The magic in all of us in face of tragedy

‘They said she was wayward. They said it was all her fault. They said she had done something wrong. They lied.’ The plural forces of a misogynistic system lined up against the individual woman who is the object of sentences uttered against her is the real horror of Grady Hendrix’s apt new novel, in which the core is not the supernatural, but the magic that lies within each female body and the tenderness a writer can evoke for his beautifully realised and individuated characters in a story where repression and shame effloresce into tragic and beautiful rebellion.

It is 1970 and Neva is on her way to Florida with a father whose silent incandescence reverberates with the message he had laid out before the story began: ‘It would be better if she was dead’. Why?
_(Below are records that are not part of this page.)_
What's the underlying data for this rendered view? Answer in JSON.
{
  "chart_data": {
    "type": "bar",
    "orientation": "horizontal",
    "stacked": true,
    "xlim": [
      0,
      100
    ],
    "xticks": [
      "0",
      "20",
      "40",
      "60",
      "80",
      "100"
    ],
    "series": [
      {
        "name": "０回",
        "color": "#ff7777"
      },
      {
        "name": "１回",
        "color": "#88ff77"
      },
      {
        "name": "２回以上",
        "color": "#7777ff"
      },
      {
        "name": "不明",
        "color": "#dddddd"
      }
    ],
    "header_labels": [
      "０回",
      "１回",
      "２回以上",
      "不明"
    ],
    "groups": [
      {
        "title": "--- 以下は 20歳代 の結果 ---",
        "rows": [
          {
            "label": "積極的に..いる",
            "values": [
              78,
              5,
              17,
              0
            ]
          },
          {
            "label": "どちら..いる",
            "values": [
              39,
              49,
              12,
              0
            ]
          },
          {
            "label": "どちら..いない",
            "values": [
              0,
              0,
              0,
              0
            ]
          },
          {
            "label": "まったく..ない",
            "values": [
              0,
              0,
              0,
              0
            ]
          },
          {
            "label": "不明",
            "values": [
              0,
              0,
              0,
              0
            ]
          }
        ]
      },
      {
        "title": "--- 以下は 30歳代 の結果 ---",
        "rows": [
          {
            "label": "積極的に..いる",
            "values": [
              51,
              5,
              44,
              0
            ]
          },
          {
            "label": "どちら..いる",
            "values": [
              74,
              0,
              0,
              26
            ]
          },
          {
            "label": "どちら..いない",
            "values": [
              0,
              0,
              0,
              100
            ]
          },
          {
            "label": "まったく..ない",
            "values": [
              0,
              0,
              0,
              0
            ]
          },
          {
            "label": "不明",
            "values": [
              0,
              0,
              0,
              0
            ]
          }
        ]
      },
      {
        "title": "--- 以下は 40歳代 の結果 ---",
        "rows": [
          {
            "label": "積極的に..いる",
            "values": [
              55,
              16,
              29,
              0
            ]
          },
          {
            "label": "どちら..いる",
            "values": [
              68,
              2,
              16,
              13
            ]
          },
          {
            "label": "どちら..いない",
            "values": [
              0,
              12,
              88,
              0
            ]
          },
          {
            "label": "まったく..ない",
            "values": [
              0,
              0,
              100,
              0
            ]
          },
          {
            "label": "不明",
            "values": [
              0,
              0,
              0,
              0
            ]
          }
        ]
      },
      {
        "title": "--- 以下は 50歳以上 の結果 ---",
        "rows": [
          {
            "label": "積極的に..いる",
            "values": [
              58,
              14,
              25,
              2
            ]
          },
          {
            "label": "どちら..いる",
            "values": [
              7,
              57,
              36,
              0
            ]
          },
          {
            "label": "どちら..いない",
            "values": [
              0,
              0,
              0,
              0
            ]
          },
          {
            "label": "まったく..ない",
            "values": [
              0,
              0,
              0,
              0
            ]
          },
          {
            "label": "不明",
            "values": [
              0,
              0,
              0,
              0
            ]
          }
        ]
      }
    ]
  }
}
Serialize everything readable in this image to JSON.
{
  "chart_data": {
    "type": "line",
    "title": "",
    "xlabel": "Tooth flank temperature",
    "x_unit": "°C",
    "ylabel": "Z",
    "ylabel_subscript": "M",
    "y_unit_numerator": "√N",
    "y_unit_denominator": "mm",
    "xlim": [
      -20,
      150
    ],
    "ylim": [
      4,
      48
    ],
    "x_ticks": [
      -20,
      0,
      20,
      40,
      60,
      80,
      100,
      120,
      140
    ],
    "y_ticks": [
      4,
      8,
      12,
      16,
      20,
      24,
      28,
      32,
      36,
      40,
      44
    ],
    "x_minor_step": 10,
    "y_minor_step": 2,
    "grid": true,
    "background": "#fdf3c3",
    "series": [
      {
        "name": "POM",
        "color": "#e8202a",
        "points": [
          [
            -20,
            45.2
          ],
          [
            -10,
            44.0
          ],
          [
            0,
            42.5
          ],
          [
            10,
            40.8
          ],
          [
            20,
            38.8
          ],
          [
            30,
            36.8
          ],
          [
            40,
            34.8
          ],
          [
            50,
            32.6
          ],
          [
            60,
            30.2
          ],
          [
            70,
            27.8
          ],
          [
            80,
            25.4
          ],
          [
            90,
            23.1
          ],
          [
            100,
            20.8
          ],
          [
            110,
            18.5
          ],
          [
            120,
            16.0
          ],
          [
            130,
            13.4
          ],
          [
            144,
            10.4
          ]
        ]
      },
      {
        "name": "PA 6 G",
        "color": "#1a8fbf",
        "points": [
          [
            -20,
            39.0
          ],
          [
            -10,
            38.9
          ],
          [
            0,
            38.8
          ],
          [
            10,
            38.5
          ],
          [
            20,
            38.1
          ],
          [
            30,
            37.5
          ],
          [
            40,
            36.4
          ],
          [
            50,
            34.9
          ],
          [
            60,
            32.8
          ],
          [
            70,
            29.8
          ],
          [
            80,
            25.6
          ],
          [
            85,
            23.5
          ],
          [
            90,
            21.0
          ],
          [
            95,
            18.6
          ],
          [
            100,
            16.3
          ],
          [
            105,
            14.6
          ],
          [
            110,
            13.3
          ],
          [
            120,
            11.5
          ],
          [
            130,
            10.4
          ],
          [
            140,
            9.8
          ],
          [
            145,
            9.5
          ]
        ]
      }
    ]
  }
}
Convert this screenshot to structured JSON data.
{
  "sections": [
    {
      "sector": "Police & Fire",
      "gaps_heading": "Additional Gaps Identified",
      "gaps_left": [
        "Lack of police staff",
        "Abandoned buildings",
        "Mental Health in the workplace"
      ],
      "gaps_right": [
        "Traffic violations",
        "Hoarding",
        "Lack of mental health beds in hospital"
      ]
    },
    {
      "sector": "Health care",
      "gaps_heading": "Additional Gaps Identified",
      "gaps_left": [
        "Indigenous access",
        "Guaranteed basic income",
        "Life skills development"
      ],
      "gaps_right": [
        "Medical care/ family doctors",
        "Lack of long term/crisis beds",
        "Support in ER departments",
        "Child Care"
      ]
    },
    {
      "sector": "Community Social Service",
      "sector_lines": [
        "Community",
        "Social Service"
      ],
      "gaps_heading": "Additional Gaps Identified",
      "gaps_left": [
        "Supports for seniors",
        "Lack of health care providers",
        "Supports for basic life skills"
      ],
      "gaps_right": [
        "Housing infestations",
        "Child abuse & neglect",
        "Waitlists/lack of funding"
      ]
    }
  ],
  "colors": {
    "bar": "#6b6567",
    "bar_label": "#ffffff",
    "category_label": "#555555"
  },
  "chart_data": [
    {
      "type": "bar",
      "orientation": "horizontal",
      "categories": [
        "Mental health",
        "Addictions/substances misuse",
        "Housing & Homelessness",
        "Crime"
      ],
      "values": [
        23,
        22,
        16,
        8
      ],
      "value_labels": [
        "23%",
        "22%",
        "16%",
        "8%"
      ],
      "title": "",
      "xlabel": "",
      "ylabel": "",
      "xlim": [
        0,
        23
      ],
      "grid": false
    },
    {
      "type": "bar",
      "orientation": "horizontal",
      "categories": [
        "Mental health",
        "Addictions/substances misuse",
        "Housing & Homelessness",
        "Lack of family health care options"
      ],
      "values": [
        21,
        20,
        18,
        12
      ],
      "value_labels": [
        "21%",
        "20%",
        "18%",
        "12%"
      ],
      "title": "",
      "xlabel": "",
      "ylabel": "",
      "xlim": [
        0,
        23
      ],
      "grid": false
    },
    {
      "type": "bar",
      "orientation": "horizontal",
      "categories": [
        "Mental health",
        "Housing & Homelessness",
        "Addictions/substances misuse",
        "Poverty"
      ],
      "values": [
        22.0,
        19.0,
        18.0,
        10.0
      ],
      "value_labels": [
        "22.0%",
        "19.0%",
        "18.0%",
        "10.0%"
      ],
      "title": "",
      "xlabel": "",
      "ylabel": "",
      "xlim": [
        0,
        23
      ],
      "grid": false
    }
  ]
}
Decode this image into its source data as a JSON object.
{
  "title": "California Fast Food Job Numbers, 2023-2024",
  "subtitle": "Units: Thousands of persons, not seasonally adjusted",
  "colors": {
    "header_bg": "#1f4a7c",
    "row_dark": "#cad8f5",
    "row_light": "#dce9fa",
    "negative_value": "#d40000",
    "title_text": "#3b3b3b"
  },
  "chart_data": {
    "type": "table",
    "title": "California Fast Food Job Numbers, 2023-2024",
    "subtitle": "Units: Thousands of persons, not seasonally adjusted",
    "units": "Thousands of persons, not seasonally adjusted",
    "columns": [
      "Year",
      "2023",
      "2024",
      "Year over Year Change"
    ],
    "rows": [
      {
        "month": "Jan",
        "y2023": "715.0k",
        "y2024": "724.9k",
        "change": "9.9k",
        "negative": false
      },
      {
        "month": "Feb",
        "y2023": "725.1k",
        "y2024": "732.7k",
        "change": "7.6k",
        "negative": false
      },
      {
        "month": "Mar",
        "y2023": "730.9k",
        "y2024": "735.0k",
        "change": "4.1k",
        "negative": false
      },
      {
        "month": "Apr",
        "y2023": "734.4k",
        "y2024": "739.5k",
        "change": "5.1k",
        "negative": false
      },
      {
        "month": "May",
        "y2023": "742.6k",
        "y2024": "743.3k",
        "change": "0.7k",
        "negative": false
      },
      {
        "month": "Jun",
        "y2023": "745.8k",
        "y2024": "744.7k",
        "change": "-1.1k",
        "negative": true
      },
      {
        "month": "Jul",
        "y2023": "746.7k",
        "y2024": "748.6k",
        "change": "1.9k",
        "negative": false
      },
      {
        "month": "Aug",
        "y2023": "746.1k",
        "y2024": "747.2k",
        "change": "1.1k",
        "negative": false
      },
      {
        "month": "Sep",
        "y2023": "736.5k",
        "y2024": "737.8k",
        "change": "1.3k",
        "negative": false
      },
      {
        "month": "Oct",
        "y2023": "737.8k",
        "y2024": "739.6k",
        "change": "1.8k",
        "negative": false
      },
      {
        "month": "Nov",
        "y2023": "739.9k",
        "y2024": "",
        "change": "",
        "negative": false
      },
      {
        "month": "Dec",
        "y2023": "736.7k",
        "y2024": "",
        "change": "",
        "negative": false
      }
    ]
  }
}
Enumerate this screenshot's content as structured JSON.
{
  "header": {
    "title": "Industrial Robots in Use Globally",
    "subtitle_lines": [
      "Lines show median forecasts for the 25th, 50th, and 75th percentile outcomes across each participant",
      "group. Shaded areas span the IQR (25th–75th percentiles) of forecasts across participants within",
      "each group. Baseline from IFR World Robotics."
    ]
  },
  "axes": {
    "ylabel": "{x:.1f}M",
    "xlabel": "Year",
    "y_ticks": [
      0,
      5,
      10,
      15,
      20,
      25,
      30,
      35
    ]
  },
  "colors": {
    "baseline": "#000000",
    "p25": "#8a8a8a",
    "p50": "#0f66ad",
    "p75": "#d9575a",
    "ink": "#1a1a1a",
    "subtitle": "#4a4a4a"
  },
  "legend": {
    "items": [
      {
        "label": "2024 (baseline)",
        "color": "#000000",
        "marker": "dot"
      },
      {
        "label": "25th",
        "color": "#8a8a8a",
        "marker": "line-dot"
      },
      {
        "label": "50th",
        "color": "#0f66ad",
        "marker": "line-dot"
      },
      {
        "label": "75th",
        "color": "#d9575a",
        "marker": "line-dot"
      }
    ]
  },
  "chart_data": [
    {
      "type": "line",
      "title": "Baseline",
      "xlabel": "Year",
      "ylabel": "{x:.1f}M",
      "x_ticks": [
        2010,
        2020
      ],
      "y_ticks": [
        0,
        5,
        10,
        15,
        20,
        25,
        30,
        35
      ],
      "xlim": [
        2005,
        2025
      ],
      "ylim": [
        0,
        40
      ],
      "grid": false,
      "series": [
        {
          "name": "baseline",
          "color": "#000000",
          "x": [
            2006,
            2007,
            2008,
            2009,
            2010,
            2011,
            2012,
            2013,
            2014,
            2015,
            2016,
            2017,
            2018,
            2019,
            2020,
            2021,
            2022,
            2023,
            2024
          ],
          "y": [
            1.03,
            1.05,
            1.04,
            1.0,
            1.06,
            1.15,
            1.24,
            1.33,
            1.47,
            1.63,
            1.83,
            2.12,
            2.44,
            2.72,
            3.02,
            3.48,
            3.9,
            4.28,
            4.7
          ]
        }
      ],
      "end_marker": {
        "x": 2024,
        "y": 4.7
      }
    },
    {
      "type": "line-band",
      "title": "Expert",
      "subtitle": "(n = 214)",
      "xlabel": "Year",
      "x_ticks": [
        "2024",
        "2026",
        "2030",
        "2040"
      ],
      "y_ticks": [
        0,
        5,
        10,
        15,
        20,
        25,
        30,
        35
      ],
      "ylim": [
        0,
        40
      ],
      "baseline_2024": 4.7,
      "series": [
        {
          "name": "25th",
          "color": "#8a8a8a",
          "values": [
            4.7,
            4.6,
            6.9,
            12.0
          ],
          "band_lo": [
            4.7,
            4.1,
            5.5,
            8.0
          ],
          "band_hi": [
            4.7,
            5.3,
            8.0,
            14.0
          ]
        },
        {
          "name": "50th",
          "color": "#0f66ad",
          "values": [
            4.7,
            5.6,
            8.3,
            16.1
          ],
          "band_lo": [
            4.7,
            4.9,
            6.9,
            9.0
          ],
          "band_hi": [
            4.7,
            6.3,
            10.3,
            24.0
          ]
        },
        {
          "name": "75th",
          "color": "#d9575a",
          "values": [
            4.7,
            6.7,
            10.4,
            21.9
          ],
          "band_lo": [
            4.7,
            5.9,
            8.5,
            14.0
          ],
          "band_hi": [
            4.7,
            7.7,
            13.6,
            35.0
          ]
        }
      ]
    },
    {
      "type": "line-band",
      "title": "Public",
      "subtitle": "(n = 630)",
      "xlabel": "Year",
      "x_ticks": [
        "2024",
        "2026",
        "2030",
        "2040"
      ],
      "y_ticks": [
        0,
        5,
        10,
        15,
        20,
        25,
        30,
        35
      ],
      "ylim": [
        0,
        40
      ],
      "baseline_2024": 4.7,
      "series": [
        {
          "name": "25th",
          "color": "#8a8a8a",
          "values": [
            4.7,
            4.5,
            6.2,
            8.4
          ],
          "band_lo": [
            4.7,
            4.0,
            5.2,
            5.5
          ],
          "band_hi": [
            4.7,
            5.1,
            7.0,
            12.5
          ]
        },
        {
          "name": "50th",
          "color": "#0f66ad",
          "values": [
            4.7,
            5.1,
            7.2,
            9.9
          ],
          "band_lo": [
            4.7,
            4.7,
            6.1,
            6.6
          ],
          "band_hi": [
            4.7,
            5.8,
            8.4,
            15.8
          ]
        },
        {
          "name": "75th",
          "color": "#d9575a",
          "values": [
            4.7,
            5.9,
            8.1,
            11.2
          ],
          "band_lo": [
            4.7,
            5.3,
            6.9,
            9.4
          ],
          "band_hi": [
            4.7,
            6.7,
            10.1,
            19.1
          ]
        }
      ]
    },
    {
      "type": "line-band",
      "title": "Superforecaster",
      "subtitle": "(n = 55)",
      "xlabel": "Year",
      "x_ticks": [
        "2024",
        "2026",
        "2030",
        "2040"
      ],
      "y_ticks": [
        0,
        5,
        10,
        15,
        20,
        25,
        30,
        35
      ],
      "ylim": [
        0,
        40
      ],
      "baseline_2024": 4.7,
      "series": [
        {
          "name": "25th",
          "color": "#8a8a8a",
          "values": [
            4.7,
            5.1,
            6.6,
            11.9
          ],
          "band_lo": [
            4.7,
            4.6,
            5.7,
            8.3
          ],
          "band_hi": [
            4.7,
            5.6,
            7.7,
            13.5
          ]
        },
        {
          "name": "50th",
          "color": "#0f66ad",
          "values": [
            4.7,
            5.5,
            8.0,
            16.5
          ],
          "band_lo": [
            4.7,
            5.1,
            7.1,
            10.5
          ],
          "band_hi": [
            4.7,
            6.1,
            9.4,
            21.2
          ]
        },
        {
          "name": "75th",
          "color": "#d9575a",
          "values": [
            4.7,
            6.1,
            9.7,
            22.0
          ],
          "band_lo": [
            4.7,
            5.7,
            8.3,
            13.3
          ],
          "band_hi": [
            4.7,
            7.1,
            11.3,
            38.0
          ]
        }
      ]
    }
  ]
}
Because Neva is 15, unmarried, and pregnant. She is, in a word (because words don’t belong to girls; they belong to a patriarchal system working ‘to convince us that the most natural thing in the world was evil’), ‘wayward’. Naturally, such waywardness can only be dealt with through the combination of secrecy and physical and psychological abuse that forms the doubtless lucrative basis of Wellwood House, home for wayward girls, to which Neva is delivered ‘for a single purpose, which is to shed your sin and face your future’ – a future in which her baby is given up for adoption and she returns to an existence in which the most momentous event of her life can never be acknowledged.

Stripped of their names, their histories, their babies, and any semblance of control, the four central characters, Fern (Neva), Rose, Zinnia and Holly are given a way to, ostensibly, reclaim some control and the ability to fight back when a mysterious librarian gives Fern a book: ‘How to be a Groovy Witch’. When the silly-sounding volume proves capable of transferring Zinnia’s unacknowledged morning sickness to Wellwood House’s callous ob/gyn, the girls are faced with what seems like an easy choice: keep living their powerless, subjugated lives, or take ‘the power you need to solve your problems’. When they make the obvious and necessary choice, however, they realise that it is not just the forces of man that wish to control them.

Ultimately, as they battle for their futures, what the girls come to learn in ways that are both tragic and empowering, is that ‘the miracle that passed all understanding’ is nothing else but the miracle of childbirth. The power to command when and how and with whom and why to have a child is the power for which Grady Hendrix so compellingly advocates. It is a power worth reading about, and worth fighting for.